Düzce’de AK partide son bir yıl içinde, (aslında siyasetin fokurdaması çok öncelere dayanıyor, ancak kol kırılır yen içinde kalır misali deşifre edilmiyordu) ciddi ayrışmalar yaşanıyor. Bakanlık düzeyinde birinin Belediye Başkanlığı adaylığına çekilmesi, 16 yıllık süreç içinde kaybedilen Milletvekilliği, İl Belediye Başkanının istifa ettirilmesi, son olarak da İl Başkanının görevi bıraktırılması bunun somut yansımalarıdır.
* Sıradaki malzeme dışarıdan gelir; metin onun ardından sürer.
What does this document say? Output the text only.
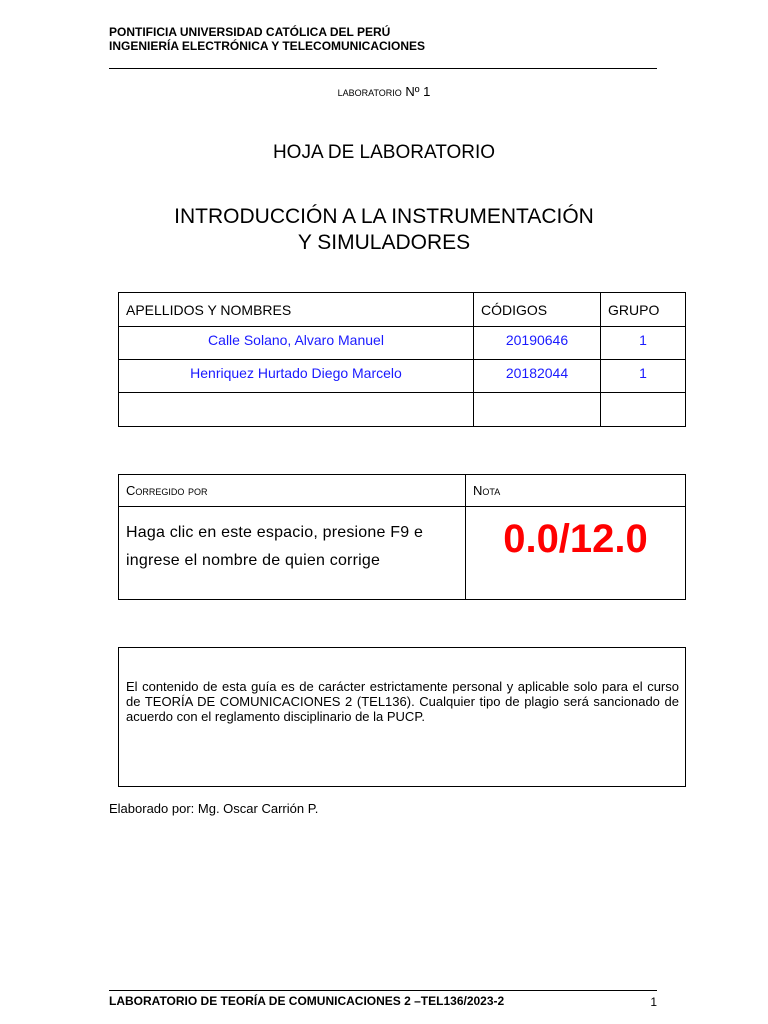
PONTIFICIA UNIVERSIDAD CATÓLICA DEL PERÚ
INGENIERÍA ELECTRÓNICA Y TELECOMUNICACIONES
laboratorio Nº 1
HOJA DE LABORATORIO
INTRODUCCIÓN A LA INSTRUMENTACIÓN
Y SIMULADORES
APELLIDOS Y NOMBRES	CÓDIGOS	GRUPO
Calle Solano, Alvaro Manuel	20190646	1
Henriquez Hurtado Diego Marcelo	20182044	1

Corregido por	Nota
Haga clic en este espacio, presione F9 e ingrese el nombre de quien corrige	0.0/12.0
El contenido de esta guía es de carácter estrictamente personal y aplicable solo para el curso de TEORÍA DE COMUNICACIONES 2 (TEL136). Cualquier tipo de plagio será sancionado de acuerdo con el reglamento disciplinario de la PUCP.
Elaborado por: Mg. Oscar Carrión P.
LABORATORIO DE TEORÍA DE COMUNICACIONES 2 –TEL136/2023-2	1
Daha bunun sonuçları olur. İl Başkanı Hikmet Keskin’in istifa ettirilmesindeki tablo yine buna ilişkin ciddi görüntü sergiliyor. İstifa açıklamasının yapıldığı salonda Keskin’in yola çıktığı teşkilatlardan kimsenin olmaması, olayın basına yansımasının ardından, basında ve sosyal medyada yapılan olumsuz yorumlar bu durumu ortaya koyuyor.
Hiçbir siyasi hareket, teşkilat bu kadar entrikayı, hesaplaşmayı kaldırmaz. Çalkantının, ayrışmanın hatta görüş farklılıklarının bu kadar yoğun olması o siyasi hareketi ve teşkilatı doğru yola götürmez… O Partinin de tüm bu olanlardan sonra yıpranmamış olması mümkün değildir. Her şeye rağmen olumsuz tüm bu gelişmeleri belli bir siyasi konjektöre bağlamaya çalışmak, dönemsel koşullarla izah etmeye yönelmek, olsa olsa ‘çaresizliğin’ çırpınışları olabilir. Bu zihniyetteki bakış, halkı ‘ ben kendim istifa ettim’ gibi basit bir YALAN’dan başlayan daha derinde YALANLAR zinciriyle sarmak, öyle bakmaktan ibarettir.